Mme Sand était alitée, elle souffrait beaucoup du ventre ; elle me raconta dans de grands détails et d’une voix haletante ce qui s’était passé la veille, elle insista surtout sur la purgation qu’elle avait prise, m’interrogeant du regard comme pour surprendre sur ma physionomie ce que j’en pensais. Pour répondre à sa pensée, je lui dis que cette purgation était parfaitement indiquée ; que l’huile de ricin était le purgatif le plus doux et le plus inoffensif qu’on peut employer ; que tout médecin y aurait eu recours : que si elle n’avait pas produit l’effet qu’on en espérait, cela tenait certainement non à l’administration intempestive de ce médicament, mais à la nature de la maladie ; qu’il y avait dans l’intestin un obstacle au cours des matières que le médicament n’avait pas pu vaincre, mais que c’était chose qu’on ne pouvait deviner ; que l’eût-on deviné d’ailleurs, il aurait fallu chercher à le faire disparaître, et qu’alors l’huile de ricin était le meilleur moyen qu’on pût employer dans ce but.

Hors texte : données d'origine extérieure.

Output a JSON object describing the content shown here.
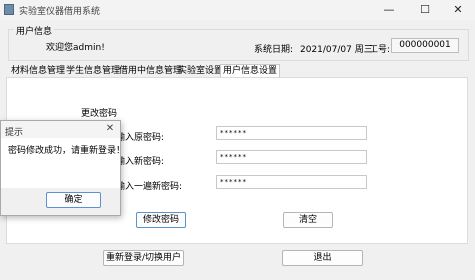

Malgré ce raisonnement qui, du reste, était très juste, je m’aperçus qu’elle n’était pas le moins du monde convaincue.

…Le pouls était large et plein, battant 88 fois par minute (ce qui était pour Mme Sand de la fréquence — elle n’avait que 50 à 55 pulsations en état de santé), elle avait presque constamment envie de vomir, la langue était blanchâtre, large et humide, le faciès nullement altéré, soif vive.

Prescription : glace, fomentations sur le ventre avec l’huile de camomille camphrée, cataplasmes émollients ; bains de siège ; lavements émollients. La femme de chambre (ancienne nourrice d’Aurore) que nous avons interrogée nous a dit que depuis deux ans qu’elle était au service de Mme Sand, elle avait remarqué que presque constamment il y avait du sang dans les garde-robes ; que ce sang se montrait sous la forme de caillots noirs.

Ce renseignement nous fit supposer, au docteur Papet et à moi, qu’il existait dans le gros intestin une ou plusieurs ulcérations anciennes…

On vint me chercher quelques instants après la visite de ces messieurs — écrit le docteur Chabenat, — mais je ne pus me rendre à Nohant que vers les 3 heures. Je fus très surpris, en arrivant, de trouver les visages consternés et de voir là réunis les amis de la maison : M. Sagnier, M. Charles Moulin, M. de Vasson, M. et Mme Cabillaud.